Pet Peeve #50: Netflix Movies That Are Too Good to Watch

The IntouchablesA while ago I read about a phenomenon on Netflix involving movies with really high ratings. Biopics, documentaries, foreign films, Oscar-winning independent films…those kinds of movies.

Apparently Netflix discovered two things about peoples’ behavior when adding those types of movies to their queue. People are quick to add those 4.5-star movies to their queue, but very rarely do they actually receive those movies. And when they do, they’re much more likely than cheesy 2-star movies to sit on a person’s coffee table for months at a time while Netflix cashes in.

When I read that article, I scoffed and turned up my nose at the idea. Perhaps the commoners would choose a 2-star movie over a critically acclaimed 4.5-star film, but not me. Not a Harvard-educated (well, technically speaking, “Harvard of the Midwest”), nightly flossing, two-cat-owning elitist like me.

Flashforward to yesterday.

For the past month, I’ve had The Intouchables (4.4 stars, French with English subtitles) sitting on my coffee table. I get two DVDs at a time, so while The Intouchables was gathering dust, I watched Grown Ups, For a Good Time Call, 27 Dresses, and Olympus Has Fallen.

I should be disgusted with myself. Especially since I finally watched The Intouchables, and not only was it quite good, but it was also very entertaining.

But I’m fine with my selections. Yes, the realization took me down a few notches. But I think I’ve now know that sometimes a little mindless entertainment is exactly what I need. A movie doesn’t need 5 stars to be wildly entertaining.

Or, in the case of Grown Ups, a complete waste of time.

Please, please choose The Intouchables over Grown Ups.

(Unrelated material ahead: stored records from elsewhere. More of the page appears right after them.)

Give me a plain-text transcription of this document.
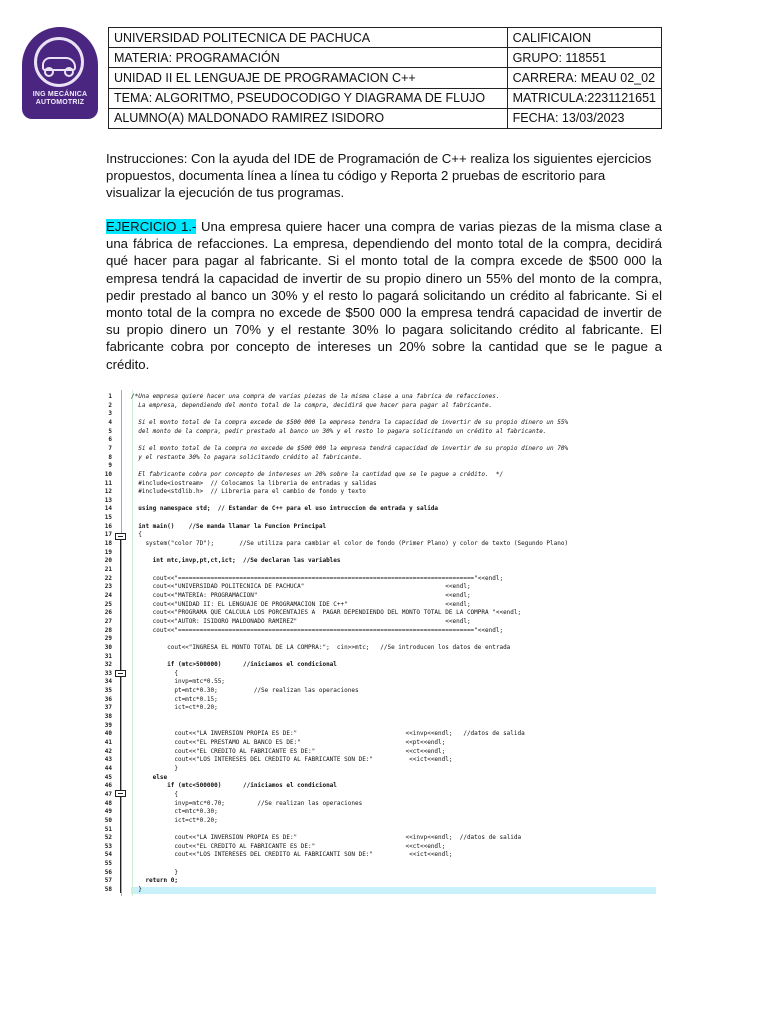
ING MECÁNICA
AUTOMOTRIZ
UNIVERSIDAD POLITECNICA DE PACHUCA	CALIFICAION
MATERIA: PROGRAMACIÓN	GRUPO: 118551
UNIDAD II EL LENGUAJE DE PROGRAMACION C++	CARRERA: MEAU 02_02
TEMA: ALGORITMO, PSEUDOCODIGO Y DIAGRAMA DE FLUJO	MATRICULA:2231121651
ALUMNO(A) MALDONADO RAMIREZ ISIDORO	FECHA: 13/03/2023

Instrucciones: Con la ayuda del IDE de Programación de C++ realiza los siguientes ejercicios propuestos, documenta línea a línea tu código y Reporta 2 pruebas de escritorio para visualizar la ejecución de tus programas.

EJERCICIO 1.- Una empresa quiere hacer una compra de varias piezas de la misma clase a una fábrica de refacciones. La empresa, dependiendo del monto total de la compra, decidirá qué hacer para pagar al fabricante. Si el monto total de la compra excede de $500 000 la empresa tendrá la capacidad de invertir de su propio dinero un 55% del monto de la compra, pedir prestado al banco un 30% y el resto lo pagará solicitando un crédito al fabricante. Si el monto total de la compra no excede de $500 000 la empresa tendrá capacidad de invertir de su propio dinero un 70% y el restante 30% lo pagara solicitando crédito al fabricante. El fabricante cobra por concepto de intereses un 20% sobre la cantidad que se le pague a crédito.

1	/*Una empresa quiere hacer una compra de varias piezas de la misma clase a una fabrica de refacciones.
2	La empresa, dependiendo del monto total de la compra, decidirá que hacer para pagar al fabricante.
3
4	Si el monto total de la compra excede de $500 000 la empresa tendra la capacidad de invertir de su propio dinero un 55%
5	del monto de la compra, pedir prestado al banco un 30% y el resto lo pagara solicitando un crédito al fabricante.
6
7	Si el monto total de la compra no excede de $500 000 la empresa tendrá capacidad de invertir de su propio dinero un 70%
8	y el restante 30% lo pagara solicitando crédito al fabricante.
9
10	El fabricante cobra por concepto de intereses un 20% sobre la cantidad que se le pague a crédito.  */
11	#include<iostream>  // Colocamos la libreria de entradas y salidas
12	#include<stdlib.h>  // Libreria para el cambio de fondo y texto
13
14	using namespace std;  // Estandar de C++ para el uso intruccion de entrada y salida
15
16	int main()    //Se manda llamar la Funcion Principal
17	{
18	system("color 7D");       //Se utiliza para cambiar el color de fondo (Primer Plano) y color de texto (Segundo Plano)
19
20	int mtc,invp,pt,ct,ict;  //Se declaran las variables
21
22	cout<<"=================================================================================="<<endl;
23	cout<<"UNIVERSIDAD POLITECNICA DE PACHUCA"                                       <<endl;
24	cout<<"MATERIA: PROGRAMACION"                                                    <<endl;
25	cout<<"UNIDAD II: EL LENGUAJE DE PROGRAMACION IDE C++"                           <<endl;
26	cout<<"PROGRAMA QUE CALCULA LOS PORCENTAJES A  PAGAR DEPENDIENDO DEL MONTO TOTAL DE LA COMPRA "<<endl;
27	cout<<"AUTOR: ISIDORO MALDONADO RAMIREZ"                                         <<endl;
28	cout<<"=================================================================================="<<endl;
29
30	cout<<"INGRESA EL MONTO TOTAL DE LA COMPRA:";  cin>>mtc;   //Se introducen los datos de entrada
31
32	if (mtc>500000)      //iniciamos el condicional
33	{
34	invp=mtc*0.55;
35	pt=mtc*0.30;          //Se realizan las operaciones
36	ct=mtc*0.15;
37	ict=ct*0.20;
38
39
40	cout<<"LA INVERSION PROPIA ES DE:"                              <<invp<<endl;   //datos de salida
41	cout<<"EL PRESTAMO AL BANCO ES DE:"                             <<pt<<endl;
42	cout<<"EL CREDITO AL FABRICANTE ES DE:"                         <<ct<<endl;
43	cout<<"LOS INTERESES DEL CREDITO AL FABRICANTE SON DE:"          <<ict<<endl;
44	}
45	else
46	if (mtc<500000)      //iniciamos el condicional
47	{
48	invp=mtc*0.70;         //Se realizan las operaciones
49	ct=mtc*0.30;
50	ict=ct*0.20;
51
52	cout<<"LA INVERSION PROPIA ES DE:"                              <<invp<<endl;  //datos de salida
53	cout<<"EL CREDITO AL FABRICANTE ES DE:"                         <<ct<<endl;
54	cout<<"LOS INTERESES DEL CREDITO AL FABRICANTI SON DE:"          <<ict<<endl;
55
56	}
57	return 0;
58	}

I’m reticent to admit that I fall into Netflix’s first category as well: A number of acclaimed films have sat on my queue, never making it to the top, for years and years. I actually cleaned out the queue a while ago, but a few such films still remain. If you’ve seen any of these, would you recommend I finally move them to the top of the queue?

  • The Two Escobars
  • The Cove
  • The Outsiders
  • Gomorrah

Or should I just watch There’s Something About Mary again and love every minute of it?

12 thoughts on “Pet Peeve #50: Netflix Movies That Are Too Good to Watch”

  1. I too fall into this category, and I would add another point to this line of thinking as well. One thing I’ve been aware of for years now is that there are some movies I watch once and love, but cannot bring myself to watch again because they were too sad (Life is Beautiful), mentally taxing (Waking Life), or both (The Life of David Gale). Apparently, I also make a habit of only watching movies containing the word “Life” once.

    • Odd that all of those movies include the word “life.” I completely understand–there are lots of movies like that on my list. Movies I love and appreciate but don’t want to watch again.

  2. In my college days, I watched a ton of Oscar films and indie arthouse stuff. After a while, I realized that I was watching them mostly b/c I liked to think of myself as as film aficionado.

    In college I read an interesting book called “Amusing Ourselves to Death” by Neil Postman. One of his arguments in the book is that entertainment is harmless when it is viewed as such, but when we begin to attribute gravitas to something as trivial as a film, then it has usurped its intended place in our lives. In other words, a popcorn flick allows us to disconnect from real life for a bit and be entertained, but serious films, by nature of trying to mimic real life, fool us into thinking that they are more important than they really are. An extreme view? Probably, but it certainly got me thinking.

    Married life and a full-time job (and a boardgaming hobby) now mean that I don’t watch many movies, but when I do, I prefer stuff of the “disconnect and enjoy” variety, including releases from the major 3D animation studios, sci-fi, and good actioners.

    • That’s really interesting about escapism versus reality and the importance we assign to the latter. I actually encountered this last night. I sat down for dinner and had the choice to watch two shows I really like on my TiVo: The Newsroom (an intense show based on real-life events) or The Great Food Truck Race (a competitive reality show involving food trucks). The Newsroom seems like the more important show to watch, but after a long day, I really just wanted to watch people try to sell a lot of food out of trucks.

      I guess that doesn’t completely fit Postman’s theory since The Great Food Truck Race is a reality show, but it’s far from my reality.

  3. Dude, the Two Escobars is one of the best sports documentaries I’ve ever seen. And you love soccer. It’s fast-paced and entertaining, no reason not to watch that one.

  4. Definitely ‘The Cove’. It is quite shocking and depressing at moments, but is a real eye-opener. We’re considering showing it as part of a film unit for an undergraduate Society & the Environment course at College of Western Idaho this fall. Let me know your impressions of the film! Especially the technique they use to tell the story: i.e. the film is all about how they get the footage from ‘The Cove’.